On the penultimate day of my Latin program, we visited the ruins of Horace’s Villa. Unlike most of our limited, Latin-filled, fast-paced days together, this one felt relaxed and suspended. We picnicked on the grass, in the cool air near a waterfall, and recited some of Horace’s immortal verses for each other. At one point I was walking in the cool waters of the Fons Bandusiae, reciting Horace’s words in my head, sipping white wine, listening to a friend play the violin, and thinking: “Well, it really just doesn’t get better than this.”
I, along with a favorite teacher, recited Horace 1.9 for my colleagues. Like many of Horace’s poems, its theme is carpe diem. “Quid sit futurum cras, fuge quaerere et/ quem Fors dierum cumque dabit, lucro/ adpone”: “What tomorrow may bring, stop asking, and whatever days fortune gives you, count them as profit.” The poem also speaks about staying warm by the fire while the snow piles up on Mount Soracte — it would make more sense in the context of a South Bend winter than a Roman summer picnic.
As might be expected from a student of a language whose native speakers have all died, I’ve had plenty of opportunity to reflect on my mortality during this program (in a healthy way). If you listen to Horace, the way to grapple with death is to throw yourself into the present. Nunc est bibendum, nunc pede libero/ pulsandum tellus: now we must drink, now we must strike the ground with a free foot. (Isn’t that a great expression for dancing? I’m going to think about that every time I dance now.)
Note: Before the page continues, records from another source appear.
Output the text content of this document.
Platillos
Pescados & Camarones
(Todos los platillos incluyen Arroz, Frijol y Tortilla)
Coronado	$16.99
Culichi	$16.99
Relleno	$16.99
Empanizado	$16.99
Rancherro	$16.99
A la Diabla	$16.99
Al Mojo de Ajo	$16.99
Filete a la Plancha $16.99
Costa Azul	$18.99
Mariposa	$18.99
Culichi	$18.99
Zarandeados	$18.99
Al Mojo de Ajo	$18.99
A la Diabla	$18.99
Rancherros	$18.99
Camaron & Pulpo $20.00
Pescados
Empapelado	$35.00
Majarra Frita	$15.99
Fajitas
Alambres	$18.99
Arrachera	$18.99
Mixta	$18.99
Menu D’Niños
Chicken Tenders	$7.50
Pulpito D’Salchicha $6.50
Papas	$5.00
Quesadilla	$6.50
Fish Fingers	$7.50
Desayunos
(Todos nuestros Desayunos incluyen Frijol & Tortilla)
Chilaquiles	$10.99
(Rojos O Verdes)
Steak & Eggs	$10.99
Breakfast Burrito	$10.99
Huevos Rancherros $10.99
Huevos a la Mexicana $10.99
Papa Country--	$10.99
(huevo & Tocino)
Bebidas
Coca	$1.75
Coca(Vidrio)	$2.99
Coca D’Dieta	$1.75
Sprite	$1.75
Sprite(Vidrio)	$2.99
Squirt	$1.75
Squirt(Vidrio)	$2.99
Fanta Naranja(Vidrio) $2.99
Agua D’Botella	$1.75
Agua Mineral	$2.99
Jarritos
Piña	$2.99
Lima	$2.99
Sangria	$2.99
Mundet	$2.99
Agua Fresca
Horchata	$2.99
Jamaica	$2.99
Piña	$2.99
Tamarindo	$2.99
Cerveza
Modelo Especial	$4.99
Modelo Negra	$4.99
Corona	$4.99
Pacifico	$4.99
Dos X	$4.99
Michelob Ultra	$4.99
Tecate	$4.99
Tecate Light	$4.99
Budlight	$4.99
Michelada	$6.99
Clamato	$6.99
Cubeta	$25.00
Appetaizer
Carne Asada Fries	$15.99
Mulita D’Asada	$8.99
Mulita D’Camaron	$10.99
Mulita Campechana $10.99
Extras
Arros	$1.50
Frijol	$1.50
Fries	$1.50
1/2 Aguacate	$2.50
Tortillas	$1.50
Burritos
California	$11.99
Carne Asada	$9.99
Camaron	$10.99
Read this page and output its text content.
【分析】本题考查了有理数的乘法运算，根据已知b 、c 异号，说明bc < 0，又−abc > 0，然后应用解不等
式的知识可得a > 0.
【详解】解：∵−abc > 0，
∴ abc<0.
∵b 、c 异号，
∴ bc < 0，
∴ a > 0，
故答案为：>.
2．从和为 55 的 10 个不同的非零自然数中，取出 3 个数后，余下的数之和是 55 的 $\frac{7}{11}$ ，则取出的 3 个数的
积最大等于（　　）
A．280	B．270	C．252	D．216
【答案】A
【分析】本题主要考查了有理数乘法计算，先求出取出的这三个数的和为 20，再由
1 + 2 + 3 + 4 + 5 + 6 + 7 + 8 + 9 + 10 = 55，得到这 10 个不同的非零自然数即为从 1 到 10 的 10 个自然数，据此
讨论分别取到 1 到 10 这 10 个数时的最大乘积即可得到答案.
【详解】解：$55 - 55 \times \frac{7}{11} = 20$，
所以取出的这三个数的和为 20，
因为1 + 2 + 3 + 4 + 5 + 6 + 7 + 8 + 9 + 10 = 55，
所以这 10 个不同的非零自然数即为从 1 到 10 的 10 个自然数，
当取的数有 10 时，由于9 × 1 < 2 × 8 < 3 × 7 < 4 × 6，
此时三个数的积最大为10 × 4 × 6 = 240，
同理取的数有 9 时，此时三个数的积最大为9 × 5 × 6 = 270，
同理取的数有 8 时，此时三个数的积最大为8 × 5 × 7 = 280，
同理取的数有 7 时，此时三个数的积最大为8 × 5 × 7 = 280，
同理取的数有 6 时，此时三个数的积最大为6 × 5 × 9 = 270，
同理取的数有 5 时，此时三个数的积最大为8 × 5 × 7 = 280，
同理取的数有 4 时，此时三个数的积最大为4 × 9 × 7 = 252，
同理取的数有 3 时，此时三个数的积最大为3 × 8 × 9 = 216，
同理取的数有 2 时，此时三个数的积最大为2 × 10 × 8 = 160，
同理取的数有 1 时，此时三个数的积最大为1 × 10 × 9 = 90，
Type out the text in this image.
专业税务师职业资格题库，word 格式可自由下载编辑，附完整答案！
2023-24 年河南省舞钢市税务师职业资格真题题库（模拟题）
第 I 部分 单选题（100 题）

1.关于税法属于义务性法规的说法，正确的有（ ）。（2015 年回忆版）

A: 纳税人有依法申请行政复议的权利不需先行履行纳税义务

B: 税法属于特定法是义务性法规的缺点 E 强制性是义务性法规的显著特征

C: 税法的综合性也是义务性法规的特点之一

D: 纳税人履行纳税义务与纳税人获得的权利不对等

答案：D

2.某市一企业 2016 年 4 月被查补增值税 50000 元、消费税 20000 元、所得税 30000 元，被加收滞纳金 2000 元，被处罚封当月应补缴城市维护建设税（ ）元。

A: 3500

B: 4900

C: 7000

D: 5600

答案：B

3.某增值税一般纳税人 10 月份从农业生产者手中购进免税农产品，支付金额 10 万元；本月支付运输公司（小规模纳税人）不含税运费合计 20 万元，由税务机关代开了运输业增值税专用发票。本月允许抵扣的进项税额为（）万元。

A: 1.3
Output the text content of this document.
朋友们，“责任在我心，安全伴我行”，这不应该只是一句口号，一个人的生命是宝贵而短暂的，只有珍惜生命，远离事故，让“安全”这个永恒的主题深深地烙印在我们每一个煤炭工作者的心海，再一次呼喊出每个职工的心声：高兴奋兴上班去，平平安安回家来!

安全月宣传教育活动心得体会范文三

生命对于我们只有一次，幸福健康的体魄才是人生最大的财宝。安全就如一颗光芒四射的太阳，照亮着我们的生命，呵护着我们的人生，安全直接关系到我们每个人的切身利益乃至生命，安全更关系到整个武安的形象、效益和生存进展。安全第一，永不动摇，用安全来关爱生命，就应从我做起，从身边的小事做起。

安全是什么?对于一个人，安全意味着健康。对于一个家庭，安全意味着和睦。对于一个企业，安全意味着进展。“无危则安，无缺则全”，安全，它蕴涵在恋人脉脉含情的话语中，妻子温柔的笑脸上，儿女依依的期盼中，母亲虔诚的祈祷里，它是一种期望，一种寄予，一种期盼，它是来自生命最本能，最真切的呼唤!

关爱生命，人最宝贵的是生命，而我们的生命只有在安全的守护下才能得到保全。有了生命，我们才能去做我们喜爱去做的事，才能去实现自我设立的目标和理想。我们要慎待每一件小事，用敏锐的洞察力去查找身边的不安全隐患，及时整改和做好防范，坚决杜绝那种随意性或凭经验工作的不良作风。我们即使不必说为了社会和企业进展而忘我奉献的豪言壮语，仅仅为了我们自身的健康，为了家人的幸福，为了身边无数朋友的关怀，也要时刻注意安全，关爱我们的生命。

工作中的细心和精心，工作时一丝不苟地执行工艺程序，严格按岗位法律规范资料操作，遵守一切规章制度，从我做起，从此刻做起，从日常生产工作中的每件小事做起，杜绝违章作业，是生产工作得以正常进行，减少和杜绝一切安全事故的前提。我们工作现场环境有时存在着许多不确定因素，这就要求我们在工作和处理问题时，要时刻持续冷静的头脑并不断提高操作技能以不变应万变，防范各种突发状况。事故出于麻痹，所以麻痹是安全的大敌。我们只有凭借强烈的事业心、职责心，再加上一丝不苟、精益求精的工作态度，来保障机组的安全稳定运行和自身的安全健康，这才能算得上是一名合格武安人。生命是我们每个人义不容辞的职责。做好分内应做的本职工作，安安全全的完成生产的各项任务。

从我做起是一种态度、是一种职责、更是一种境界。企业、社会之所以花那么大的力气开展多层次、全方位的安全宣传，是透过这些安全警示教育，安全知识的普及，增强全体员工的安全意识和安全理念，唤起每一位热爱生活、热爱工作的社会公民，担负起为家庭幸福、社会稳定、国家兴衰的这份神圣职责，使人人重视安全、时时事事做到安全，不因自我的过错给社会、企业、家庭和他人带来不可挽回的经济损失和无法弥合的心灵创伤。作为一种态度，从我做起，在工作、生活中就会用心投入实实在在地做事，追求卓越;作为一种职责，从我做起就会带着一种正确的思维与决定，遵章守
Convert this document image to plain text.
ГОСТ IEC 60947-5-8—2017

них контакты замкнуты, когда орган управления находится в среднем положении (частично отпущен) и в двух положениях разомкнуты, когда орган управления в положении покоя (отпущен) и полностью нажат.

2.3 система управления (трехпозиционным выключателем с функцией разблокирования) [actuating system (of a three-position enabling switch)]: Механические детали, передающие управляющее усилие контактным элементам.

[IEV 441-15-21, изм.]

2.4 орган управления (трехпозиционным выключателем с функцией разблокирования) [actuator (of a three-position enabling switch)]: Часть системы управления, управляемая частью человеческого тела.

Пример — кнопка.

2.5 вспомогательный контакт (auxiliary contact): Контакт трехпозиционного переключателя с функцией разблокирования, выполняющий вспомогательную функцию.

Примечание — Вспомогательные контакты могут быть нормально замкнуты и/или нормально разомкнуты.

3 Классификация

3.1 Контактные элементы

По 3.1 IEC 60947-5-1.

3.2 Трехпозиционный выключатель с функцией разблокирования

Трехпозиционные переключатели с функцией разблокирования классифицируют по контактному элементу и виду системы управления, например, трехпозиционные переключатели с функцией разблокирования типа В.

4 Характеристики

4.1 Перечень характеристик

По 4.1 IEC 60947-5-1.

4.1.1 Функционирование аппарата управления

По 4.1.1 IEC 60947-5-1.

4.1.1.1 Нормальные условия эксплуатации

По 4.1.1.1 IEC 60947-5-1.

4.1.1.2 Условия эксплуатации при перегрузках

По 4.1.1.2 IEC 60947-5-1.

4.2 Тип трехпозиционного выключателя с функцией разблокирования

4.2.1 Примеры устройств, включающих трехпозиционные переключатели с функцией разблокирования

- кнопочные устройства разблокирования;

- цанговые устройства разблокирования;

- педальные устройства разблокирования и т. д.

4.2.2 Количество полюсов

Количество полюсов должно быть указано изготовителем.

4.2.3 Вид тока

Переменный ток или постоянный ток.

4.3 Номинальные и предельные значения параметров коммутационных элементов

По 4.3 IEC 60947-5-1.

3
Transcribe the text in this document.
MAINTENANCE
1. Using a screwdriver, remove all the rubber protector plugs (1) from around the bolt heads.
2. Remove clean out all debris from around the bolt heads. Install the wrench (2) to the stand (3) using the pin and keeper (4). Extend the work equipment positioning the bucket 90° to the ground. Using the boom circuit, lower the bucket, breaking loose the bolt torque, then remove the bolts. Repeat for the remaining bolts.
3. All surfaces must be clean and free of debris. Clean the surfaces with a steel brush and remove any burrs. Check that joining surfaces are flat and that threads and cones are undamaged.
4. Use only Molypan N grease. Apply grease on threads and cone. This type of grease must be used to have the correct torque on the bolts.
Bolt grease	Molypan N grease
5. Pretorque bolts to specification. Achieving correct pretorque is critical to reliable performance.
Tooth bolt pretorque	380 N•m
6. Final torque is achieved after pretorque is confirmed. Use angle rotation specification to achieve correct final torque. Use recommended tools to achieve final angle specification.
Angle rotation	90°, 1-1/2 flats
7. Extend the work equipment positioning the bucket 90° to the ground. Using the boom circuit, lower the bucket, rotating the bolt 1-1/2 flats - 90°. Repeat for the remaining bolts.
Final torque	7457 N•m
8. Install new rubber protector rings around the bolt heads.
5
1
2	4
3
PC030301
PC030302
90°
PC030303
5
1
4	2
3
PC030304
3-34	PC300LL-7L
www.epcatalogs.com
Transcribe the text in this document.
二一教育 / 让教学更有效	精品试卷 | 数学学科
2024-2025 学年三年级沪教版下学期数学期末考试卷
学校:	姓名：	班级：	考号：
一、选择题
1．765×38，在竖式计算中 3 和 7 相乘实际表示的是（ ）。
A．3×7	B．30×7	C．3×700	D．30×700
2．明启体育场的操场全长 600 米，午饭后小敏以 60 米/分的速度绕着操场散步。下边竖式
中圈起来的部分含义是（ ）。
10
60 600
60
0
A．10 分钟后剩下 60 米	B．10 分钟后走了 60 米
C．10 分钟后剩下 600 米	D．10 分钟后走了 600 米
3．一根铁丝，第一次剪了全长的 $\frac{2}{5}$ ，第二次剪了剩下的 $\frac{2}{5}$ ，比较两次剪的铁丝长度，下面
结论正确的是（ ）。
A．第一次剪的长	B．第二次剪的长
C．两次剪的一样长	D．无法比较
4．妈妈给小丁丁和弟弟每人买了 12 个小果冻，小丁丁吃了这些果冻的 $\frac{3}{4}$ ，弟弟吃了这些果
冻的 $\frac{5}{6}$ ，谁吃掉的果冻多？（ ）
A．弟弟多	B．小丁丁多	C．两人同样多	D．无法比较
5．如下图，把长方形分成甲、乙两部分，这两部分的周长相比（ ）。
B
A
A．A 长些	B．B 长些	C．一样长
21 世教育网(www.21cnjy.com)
Seneca, whose words we read at his tomb on the Via Appia, has a different answer to the challenge of mortality: throw yourself into the past and spend your time in the company of the thinkers who preceded you. Of the past, the present, and the future, he tends to trust only history: “What we do is brief, what we are about to do is doubtful, but what we have done is certain.” For him time is best spent “arguing with Socrates, doubting with Carneades, resting with Epicurus, conquering human nature with the Stoics, and surpassing it with the Cynics.” For him, it’s ridiculous how much time we waste on “fruitless pain, silly happiness, greedy desires, and weak conversation.”
I like to think that the answer to the problem of mortality lies somewhere between Horace and Seneca. Actually, as a Catholic, I think that it lies beyond them both. I’m a student of the Great Books as well as a Classicist, so I tend to agree with Seneca that it’s important to converse with the philosophers of the past and use time wisely. But I also know that my happiest daily moments are those Seneca would consider a waste: the giggles of my little sister, walks around the lakes with friends, lingering, inane conversations in the dining hall, and cookie-baking breaks on cold days. I’d like to love the past as much as Seneca, but live in the present as much as Horace. I’d like to also live with the knowledge that I am meant to live forever. I’d like to perhaps not seize each day but pluck it, enjoy it, and live it intentionally.
Sorry to wax poetic; this blog is actually supposed to be about my language-learning process. Rest assured that I have learned a lot of Latin.